Hoge Raad, 19-10-2018, ECLI:NL:HR:2018:1993, 17/04499
Hoge Raad, 19-10-2018, ECLI:NL:HR:2018:1993, 17/04499
Gegevens
- Instantie
- Hoge Raad
- Datum uitspraak
- 19 oktober 2018
- Datum publicatie
- 19 oktober 2018
- ECLI
- ECLI:NL:HR:2018:1993
- Formele relaties
- In cassatie op : ECLI:NL:GHSHE:2017:3954
- Zaaknummer
- 17/04499
Inhoudsindicatie
HR verklaart beide beroepen in cassatie ongegrond.
Uitspraak
19 oktober 2018
Nr. 17/04499
Arrest
gewezen op het beroep in cassatie van [X] B.V. te [Z] (hierna: belanghebbende), tegen de uitspraak van het Gerechtshof ’s-Hertogenbosch van 14 september 2017, nr. 16/00317, betreffende een aan belanghebbende opgelegde aanslag in de zuiveringsheffing van Waterschap Groot Salland.

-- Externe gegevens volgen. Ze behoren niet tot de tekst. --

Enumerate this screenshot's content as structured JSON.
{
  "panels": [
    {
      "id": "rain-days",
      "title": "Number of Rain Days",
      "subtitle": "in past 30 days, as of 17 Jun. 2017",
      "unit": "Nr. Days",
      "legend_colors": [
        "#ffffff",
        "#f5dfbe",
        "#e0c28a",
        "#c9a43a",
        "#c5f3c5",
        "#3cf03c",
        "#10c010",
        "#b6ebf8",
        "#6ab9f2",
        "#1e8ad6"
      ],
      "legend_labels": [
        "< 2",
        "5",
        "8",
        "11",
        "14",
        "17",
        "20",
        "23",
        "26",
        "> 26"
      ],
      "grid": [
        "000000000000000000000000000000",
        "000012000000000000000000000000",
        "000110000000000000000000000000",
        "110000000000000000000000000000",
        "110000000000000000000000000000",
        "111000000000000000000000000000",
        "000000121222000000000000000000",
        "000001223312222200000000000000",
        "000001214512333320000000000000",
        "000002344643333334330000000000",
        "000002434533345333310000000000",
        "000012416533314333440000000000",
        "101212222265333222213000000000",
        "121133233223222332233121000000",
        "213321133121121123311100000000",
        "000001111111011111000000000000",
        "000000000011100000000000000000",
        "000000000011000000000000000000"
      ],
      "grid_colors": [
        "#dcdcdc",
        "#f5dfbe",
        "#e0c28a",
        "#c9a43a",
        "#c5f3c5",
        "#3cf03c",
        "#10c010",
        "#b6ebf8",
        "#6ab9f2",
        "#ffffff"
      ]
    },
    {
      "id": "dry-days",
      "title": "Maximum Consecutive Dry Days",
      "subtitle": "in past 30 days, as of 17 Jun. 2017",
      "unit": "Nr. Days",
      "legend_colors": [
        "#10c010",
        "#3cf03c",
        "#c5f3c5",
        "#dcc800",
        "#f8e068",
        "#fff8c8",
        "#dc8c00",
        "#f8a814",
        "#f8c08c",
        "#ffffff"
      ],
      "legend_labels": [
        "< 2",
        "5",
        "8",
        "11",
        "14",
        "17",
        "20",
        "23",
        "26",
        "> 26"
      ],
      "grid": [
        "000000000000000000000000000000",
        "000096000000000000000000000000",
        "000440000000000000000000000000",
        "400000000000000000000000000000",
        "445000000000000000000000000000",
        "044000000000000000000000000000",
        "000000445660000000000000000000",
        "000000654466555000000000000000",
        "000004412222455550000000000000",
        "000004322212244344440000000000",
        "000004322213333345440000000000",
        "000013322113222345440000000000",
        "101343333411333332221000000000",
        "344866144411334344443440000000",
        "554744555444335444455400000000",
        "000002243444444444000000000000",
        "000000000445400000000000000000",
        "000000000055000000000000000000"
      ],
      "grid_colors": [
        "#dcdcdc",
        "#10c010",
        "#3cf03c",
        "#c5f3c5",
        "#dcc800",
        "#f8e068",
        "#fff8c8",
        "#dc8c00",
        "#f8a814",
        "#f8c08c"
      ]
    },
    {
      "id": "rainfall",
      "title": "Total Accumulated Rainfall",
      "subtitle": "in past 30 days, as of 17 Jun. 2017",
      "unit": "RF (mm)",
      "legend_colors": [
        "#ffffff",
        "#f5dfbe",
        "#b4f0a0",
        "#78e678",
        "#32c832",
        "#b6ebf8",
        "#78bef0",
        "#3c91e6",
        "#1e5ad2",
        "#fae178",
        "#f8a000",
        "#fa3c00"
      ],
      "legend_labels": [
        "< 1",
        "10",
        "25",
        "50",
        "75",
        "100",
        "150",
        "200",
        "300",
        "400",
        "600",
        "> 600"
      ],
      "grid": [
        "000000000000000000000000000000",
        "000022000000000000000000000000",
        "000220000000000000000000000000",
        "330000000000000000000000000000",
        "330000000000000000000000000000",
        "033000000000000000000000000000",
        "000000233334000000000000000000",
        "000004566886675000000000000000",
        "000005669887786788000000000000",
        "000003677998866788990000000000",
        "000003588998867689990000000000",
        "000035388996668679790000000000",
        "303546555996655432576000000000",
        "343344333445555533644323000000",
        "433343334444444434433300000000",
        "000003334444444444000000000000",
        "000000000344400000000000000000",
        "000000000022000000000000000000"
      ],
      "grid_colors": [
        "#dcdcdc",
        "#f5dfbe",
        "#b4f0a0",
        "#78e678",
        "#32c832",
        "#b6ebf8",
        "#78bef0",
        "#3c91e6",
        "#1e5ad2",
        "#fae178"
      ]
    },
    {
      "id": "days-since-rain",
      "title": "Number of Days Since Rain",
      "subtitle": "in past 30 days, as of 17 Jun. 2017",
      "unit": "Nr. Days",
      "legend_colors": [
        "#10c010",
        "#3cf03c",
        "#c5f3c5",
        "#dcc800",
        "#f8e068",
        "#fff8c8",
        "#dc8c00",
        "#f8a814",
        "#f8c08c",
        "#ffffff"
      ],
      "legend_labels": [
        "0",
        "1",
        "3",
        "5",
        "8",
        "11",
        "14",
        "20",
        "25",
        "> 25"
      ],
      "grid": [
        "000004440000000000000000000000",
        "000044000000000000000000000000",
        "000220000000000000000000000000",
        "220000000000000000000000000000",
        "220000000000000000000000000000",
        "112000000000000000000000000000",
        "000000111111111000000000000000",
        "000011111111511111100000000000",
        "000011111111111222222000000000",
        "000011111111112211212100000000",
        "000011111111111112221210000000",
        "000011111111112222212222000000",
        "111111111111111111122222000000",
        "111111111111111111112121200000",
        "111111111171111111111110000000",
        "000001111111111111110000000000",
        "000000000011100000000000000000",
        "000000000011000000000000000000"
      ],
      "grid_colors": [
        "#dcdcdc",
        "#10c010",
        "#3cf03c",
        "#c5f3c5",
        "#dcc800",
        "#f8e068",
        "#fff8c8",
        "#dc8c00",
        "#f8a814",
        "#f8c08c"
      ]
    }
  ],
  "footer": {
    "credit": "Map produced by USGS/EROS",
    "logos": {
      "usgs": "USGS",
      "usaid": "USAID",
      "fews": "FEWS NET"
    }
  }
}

1 Het eerste geding in cassatie
Bij arrest van de Hoge Raad van 29 april 2016, nr. 14/05591, ECLI:NL:HR:2016:752, is vernietigd de uitspraak van het Gerechtshof Arnhem‑Leeuwarden (nr. 13/00912), met verwijzing van het geding naar het Gerechtshof ’s‑Hertogenbosch (hierna: het Hof) ter verdere behandeling en beslissing van de zaak met inachtneming van dat arrest.
2 Het tweede geding in cassatie
Belanghebbende heeft tegen ’s Hofs uitspraak beroep in cassatie ingesteld en daarbij een aantal klachten aangevoerd.
Het dagelijks bestuur van Gemeenschappelijk belastingkantoor Lococensus-Tricijn (hierna: het dagelijks bestuur) heeft een verweerschrift ingediend. Het dagelijks bestuur heeft tevens incidenteel beroep in cassatie ingesteld.
Belanghebbende heeft schriftelijk zijn zienswijze omtrent het incidentele beroep naar voren gebracht.
Belanghebbende heeft in het principale beroep een conclusie van repliek ingediend.
Het dagelijks bestuur heeft in het principale beroep een conclusie van dupliek en in het incidentele beroep een conclusie van repliek ingediend. Nu deze conclusies bij de Hoge Raad na afloop van de daartoe gestelde termijn zijn ingediend, slaat de Hoge Raad op deze stukken geen acht.
3 Beoordeling van het principale beroep en het incidentele beroep
De klachten kunnen niet tot cassatie leiden. Dit behoeft, gezien artikel 81, lid 1, van de Wet op de rechterlijke organisatie, geen nadere motivering, nu de klachten niet nopen tot beantwoording van rechtsvragen in het belang van de rechtseenheid of de rechtsontwikkeling.